With the coachspeak and player-driven hype already intensifying before the 2024 NFL season, Brad Evans examines some of the bolder claims to guide fantasy managers and sports bettors to profitability.
The Claim: ESPN’s Dan Graziano believes Justin Fields will be Pittsburgh’s Week 1 starter over Russell Wilson when training camp breaks later this month. In their season opener, the Steelers travel to Atlanta to square off against Kirk Cousins and the Falcons.
B.S. Barometer: 2.5 (1 = buyable; 5 = a heaping pile).
The Spin: This is merely one insider’s take on how the highly competitive quarterback battle will shake out in the Steel City, but it’s entirely buyable. Wilson’s diva tendencies, advanced age and gradual skills erosion could land him on the sidelines to start. Even if Graziano’s projection proves wrong, the veteran’s leash is only inches long.
Fields’ rawness as a passer was evident in Chicago. He was solid under pressure and on deep-ball opportunities, but he ranked QB17 or lower in several completion percentage categories. However, his dynamism extending plays and chewing up real estate with his legs are critical differentiators, and his rushing ability meshes well with the 1-2 RB punch of Najee Harris and Jaylen Warren.
That mobility is capable of maximizing opportunities behind a bottom-half offensive line. Fields’ 50.5 rushing yards per game in 2023 is quite replicable.
[ Gamer's Guide to the Gridiron: Fantasy football forecasts and NFL betting picks ]
To be fair, Wilson is a more accurate short-to-intermediate passer. Last year in an unsavory situation with the Broncos, he finished QB9 in red-zone completion percentage. Still, Fields simply brings more scoring juice.
Throughout this summer, BestBall drafters have preferred Wilson over the more electric Fields — a presumed ill-fated strategy. Pittsburgh owns the fifth-hardest projected fantasy schedule for quarterbacks, but in 2022 and 2023, the former Bears slinger finished QB9 or better in fantasy points per game.

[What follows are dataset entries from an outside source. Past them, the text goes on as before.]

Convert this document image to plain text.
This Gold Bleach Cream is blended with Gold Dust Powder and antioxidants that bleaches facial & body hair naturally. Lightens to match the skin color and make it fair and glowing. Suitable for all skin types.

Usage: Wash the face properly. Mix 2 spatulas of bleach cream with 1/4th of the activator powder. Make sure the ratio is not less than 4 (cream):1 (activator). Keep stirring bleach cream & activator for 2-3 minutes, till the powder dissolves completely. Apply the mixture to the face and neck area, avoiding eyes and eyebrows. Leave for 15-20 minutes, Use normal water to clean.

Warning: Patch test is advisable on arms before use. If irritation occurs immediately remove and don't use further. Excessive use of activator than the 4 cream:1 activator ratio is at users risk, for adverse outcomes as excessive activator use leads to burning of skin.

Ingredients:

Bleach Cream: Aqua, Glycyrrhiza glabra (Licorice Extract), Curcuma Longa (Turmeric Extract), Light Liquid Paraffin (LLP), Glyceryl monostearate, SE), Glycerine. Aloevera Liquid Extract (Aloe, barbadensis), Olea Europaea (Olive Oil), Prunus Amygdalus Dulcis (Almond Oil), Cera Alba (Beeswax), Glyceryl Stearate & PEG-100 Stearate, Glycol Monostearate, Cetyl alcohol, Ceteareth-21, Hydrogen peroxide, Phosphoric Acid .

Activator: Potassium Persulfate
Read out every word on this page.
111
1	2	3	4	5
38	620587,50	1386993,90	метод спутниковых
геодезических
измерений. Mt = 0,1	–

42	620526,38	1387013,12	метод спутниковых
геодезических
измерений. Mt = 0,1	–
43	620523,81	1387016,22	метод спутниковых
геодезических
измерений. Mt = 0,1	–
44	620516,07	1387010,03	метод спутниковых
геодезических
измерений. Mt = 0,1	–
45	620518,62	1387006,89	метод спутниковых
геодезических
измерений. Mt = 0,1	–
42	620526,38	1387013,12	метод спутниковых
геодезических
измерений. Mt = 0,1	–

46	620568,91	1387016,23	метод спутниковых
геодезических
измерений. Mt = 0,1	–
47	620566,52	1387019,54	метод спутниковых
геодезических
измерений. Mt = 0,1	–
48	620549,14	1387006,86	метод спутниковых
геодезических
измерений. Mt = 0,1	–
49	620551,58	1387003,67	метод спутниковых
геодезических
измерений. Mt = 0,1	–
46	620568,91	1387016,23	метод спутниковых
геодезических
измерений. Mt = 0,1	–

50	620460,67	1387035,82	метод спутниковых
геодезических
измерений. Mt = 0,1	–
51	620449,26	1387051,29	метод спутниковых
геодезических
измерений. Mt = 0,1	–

Yours truly gleefully snagged Fields in Round 10 of Scott Fish 14, a SuperFlex-formatted 12-team league. As my third QB behind Josh Allen and Jared Goff, the selection oozed nothing but upside.
In BestBall drafts conducted over the last month, the Pittsburgh passers fascinatingly have, on average, gone QB28 (Wilson at an 191.23 ADP) and QB29 (Fields at a 202.95 ADP). Much is to be determined, but if the rumbles about Fields grow louder, expect the script to flip and the ADP gap to widen dramatically.
Bottom line: There currently isn’t a better QB value on fantasy draft boards than the flashier Fields.